He is a sprightly 77-year-old schoolteacher who has spent his life discovering ancient painted rock shelters in an area of central India called Narsinghgarh.
Yet few outside the small town where he lives know about Jitendra Dutt Tripathi or that his doctoral dissertation, written while he taught at the local school, is the only available study of the rock paintings to which he devotes his time.
Why is it important to draw attention to the work of Dr Tripathi and others like him in India? One reason is that, since 2005, a high-powered National Knowledge Commission has been preparing a blueprint that aims to harness India's brainpower and transform it into a "knowledge hub".

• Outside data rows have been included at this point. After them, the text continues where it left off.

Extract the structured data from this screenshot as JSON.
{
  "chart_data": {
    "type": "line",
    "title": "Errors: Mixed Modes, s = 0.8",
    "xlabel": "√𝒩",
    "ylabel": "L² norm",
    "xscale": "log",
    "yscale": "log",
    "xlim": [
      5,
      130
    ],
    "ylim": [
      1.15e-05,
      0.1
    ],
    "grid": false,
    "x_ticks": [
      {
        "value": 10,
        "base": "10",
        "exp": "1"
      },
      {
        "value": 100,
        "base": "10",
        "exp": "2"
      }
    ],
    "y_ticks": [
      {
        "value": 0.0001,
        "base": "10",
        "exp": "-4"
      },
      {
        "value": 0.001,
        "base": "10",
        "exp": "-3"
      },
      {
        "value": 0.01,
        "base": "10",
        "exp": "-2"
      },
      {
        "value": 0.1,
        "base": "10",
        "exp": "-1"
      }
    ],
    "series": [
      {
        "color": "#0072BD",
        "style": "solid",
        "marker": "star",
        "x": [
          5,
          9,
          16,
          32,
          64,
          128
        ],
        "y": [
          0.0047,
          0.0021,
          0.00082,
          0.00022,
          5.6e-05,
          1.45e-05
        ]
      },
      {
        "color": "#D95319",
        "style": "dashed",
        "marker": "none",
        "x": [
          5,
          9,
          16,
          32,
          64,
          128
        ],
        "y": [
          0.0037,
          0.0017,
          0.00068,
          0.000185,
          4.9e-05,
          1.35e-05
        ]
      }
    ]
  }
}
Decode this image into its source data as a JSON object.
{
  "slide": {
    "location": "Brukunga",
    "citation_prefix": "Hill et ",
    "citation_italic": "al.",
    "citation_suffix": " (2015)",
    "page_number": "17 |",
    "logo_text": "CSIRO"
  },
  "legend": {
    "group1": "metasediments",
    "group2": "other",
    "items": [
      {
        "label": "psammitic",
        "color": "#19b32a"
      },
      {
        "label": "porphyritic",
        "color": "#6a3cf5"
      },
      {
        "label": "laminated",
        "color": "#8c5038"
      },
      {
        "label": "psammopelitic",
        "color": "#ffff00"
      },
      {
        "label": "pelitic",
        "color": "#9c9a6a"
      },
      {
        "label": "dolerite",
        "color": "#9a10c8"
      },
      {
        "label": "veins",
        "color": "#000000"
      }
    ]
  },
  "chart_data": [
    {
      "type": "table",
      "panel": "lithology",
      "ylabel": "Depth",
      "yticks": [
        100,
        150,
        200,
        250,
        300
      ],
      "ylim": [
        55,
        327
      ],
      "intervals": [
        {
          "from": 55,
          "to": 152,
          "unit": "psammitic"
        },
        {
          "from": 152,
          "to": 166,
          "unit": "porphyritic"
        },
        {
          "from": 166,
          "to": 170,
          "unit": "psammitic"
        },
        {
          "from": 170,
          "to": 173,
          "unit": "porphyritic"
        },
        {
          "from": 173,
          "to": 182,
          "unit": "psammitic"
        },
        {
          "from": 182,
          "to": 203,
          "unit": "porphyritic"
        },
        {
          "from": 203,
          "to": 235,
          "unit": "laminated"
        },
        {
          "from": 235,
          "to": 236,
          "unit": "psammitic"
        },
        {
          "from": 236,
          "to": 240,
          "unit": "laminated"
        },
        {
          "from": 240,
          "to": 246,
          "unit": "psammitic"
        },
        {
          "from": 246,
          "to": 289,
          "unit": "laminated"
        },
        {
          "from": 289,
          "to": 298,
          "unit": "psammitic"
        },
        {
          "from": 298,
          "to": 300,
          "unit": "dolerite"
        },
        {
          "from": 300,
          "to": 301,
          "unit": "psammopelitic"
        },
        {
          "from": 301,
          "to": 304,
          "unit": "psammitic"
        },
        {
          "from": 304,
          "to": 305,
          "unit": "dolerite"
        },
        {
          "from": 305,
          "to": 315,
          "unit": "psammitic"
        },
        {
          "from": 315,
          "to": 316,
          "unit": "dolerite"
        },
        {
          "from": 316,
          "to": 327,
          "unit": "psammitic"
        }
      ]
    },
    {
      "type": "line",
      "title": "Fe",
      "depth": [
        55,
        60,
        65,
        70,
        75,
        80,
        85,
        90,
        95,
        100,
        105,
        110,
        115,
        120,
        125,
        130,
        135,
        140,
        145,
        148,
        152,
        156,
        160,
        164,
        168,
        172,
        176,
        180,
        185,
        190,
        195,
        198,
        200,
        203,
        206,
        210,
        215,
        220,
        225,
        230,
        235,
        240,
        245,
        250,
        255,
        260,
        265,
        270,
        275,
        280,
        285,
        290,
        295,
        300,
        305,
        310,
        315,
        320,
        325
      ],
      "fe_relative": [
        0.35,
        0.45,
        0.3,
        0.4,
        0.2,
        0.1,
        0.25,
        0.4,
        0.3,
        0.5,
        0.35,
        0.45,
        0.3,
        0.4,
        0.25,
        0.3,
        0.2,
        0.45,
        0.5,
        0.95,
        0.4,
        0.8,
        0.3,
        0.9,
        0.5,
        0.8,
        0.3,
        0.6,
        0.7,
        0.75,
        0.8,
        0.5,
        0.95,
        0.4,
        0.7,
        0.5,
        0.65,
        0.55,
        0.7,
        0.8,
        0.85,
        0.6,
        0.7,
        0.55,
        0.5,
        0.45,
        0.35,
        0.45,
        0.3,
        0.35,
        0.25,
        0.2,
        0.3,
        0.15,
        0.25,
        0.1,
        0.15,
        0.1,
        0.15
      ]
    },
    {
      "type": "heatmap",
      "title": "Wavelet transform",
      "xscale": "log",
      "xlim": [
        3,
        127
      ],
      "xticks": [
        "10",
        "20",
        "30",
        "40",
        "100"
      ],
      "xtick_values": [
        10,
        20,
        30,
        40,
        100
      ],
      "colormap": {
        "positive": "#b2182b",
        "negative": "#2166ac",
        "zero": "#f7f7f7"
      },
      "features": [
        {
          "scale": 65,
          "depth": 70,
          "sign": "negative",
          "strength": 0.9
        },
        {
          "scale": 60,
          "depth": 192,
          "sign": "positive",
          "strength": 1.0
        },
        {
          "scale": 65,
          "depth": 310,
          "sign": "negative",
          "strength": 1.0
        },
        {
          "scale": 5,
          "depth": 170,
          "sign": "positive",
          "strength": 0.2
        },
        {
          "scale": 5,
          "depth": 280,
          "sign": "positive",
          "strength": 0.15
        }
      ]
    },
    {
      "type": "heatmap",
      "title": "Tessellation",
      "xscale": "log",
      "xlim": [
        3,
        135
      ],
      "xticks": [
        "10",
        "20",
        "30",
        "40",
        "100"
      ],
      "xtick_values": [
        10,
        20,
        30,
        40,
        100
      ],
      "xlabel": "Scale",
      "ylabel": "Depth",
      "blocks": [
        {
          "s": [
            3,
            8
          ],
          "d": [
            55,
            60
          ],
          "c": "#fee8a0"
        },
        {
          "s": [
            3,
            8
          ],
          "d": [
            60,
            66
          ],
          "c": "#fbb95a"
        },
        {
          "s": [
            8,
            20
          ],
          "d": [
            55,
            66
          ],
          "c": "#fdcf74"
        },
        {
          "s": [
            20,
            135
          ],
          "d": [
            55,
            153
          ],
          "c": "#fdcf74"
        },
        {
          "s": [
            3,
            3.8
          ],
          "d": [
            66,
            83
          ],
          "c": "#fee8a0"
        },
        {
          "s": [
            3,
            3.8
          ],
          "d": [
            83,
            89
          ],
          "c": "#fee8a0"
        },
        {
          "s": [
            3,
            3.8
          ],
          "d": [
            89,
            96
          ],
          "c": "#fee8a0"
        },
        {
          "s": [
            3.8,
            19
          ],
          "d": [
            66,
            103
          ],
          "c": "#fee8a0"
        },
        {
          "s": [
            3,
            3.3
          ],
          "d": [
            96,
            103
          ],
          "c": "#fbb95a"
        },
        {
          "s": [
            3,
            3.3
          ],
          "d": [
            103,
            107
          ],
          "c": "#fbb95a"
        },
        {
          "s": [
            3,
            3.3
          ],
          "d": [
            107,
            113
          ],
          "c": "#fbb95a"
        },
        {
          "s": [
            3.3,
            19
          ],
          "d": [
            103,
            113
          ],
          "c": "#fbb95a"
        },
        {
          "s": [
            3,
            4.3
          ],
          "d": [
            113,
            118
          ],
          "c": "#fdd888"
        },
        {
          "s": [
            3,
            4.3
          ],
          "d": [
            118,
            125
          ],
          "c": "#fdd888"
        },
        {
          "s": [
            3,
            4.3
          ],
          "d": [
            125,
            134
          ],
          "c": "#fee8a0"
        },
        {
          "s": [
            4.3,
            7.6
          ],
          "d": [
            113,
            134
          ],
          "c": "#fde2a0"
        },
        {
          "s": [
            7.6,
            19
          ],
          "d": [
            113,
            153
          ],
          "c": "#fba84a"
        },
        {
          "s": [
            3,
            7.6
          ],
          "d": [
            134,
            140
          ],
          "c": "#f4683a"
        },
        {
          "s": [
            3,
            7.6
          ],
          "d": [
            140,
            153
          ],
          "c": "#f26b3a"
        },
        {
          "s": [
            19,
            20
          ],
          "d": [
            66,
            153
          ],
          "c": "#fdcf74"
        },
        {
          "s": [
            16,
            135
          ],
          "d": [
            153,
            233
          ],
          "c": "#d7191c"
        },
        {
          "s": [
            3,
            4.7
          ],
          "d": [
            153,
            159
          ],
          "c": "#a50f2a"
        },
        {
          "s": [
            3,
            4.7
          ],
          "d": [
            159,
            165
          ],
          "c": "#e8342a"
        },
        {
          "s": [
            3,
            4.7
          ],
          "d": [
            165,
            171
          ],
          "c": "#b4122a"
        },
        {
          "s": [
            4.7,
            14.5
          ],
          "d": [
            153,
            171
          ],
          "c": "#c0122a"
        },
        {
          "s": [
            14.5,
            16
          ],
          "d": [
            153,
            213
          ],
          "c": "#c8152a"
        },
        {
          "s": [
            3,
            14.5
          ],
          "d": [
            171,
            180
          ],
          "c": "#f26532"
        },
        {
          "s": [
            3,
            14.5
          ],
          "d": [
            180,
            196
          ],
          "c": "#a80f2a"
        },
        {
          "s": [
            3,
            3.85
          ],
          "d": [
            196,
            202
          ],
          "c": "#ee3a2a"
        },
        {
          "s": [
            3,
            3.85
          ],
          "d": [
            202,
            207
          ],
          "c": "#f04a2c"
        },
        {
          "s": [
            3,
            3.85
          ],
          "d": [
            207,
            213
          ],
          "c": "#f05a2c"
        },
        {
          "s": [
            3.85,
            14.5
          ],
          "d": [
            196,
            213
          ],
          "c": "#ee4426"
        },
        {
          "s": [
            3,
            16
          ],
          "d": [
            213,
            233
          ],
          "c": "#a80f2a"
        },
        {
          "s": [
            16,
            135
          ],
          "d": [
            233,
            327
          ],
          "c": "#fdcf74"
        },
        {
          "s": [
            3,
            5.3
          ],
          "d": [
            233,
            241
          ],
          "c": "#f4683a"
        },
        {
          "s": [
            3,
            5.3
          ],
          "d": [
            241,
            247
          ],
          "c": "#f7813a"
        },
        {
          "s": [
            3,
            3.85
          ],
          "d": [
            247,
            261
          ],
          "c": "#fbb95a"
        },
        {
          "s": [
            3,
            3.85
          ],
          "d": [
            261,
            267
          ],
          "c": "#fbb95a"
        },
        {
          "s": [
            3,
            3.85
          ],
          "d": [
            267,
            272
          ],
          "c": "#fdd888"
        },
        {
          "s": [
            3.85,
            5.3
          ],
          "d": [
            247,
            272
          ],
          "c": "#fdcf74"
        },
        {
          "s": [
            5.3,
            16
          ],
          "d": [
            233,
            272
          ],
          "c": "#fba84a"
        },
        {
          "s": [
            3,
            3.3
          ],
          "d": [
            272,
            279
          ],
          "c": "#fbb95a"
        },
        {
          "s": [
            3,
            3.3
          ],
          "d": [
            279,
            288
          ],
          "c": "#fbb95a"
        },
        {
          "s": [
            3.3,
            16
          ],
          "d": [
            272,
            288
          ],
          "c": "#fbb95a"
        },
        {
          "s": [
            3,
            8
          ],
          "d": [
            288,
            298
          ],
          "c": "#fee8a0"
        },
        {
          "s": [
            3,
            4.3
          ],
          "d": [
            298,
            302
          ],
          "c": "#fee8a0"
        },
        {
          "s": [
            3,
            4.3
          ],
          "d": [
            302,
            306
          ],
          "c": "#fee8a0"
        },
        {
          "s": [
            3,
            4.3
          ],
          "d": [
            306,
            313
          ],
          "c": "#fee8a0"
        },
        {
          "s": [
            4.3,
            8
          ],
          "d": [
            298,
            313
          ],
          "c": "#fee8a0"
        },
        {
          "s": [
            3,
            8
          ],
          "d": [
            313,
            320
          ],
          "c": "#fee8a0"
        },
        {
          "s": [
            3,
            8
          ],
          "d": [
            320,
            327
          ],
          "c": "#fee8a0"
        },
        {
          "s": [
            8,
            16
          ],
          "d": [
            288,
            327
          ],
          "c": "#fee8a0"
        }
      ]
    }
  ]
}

How can the frontiers of Indian research expand? Where are its "knowledge producers" sited and why is there a lack of communication among them? Is the absence of contact a result merely of a lack of the hardware or tools of contact, or are there deeper prejudices at work?
These are questions that the commission was expected to address, and it has opted for a technological solution. In its recently published book, Towards a Knowledge Society, a high-speed broadband network is identified as the way forward, linking existing research laboratories, universities and other institutions of higher education across the country.
This solution would work if all knowledge in India emanated from research institutions and universities. A great deal of it does, and surely a high-speed network should be established.
But knowledge also continues to be generated by people outside academia. I can speak about my own discipline, archaeology, with some confidence, but this is likely to be the situation in many others, too.
Dr Tripathi is not alone among the amateurs in small towns and villages who have expanded the frontiers of archaeology. East India has had a particularly robust group of such scholars, ranging from the late Manik Lal Sinha - another schoolteacher who used his holidays to make surveys of local archaeological sites - to Prasanta Kumara Mandal, a government bank official who built up a museum in Tamluk with his collection of antiquities.
Tamil Nadu, the southern-most state of India, is also home to antiquarian societies. One of these, Tamil Nadu Archaeological Society, publishes news of discoveries of sites, inscriptions and coins in Avanam, its vernacular journal.
It is the work of such societies and individuals that contributes in equal measure to creating Indian archaeology's weighty database.
Over the past few years, Anil Gupta, a professor at the elite Indian Institute of Management at Ahmedabad, has pioneered a nationwide network to identify and support the "informal sector" of grassroots innovators and innovations that don't depend on formal "knowledge" as the commission seems to define it.
Why such heroes remain unsung has little to do with the absence of a telecom maze. Instead, it is related to existing mindsets. Those who have a high academic visibility in India tend to suffer from a low exposure to, and interest in, committed amateurs and regional scholars.
They are also largely big-city, English-speaking scholars who continue to be uncomfortable with the Indian languages in which people from small towns and places publish.
If the commission intends to genuinely provide a road map for networking India's knowledge potential, it must find ways of integrating those outside the academy as well as those within it.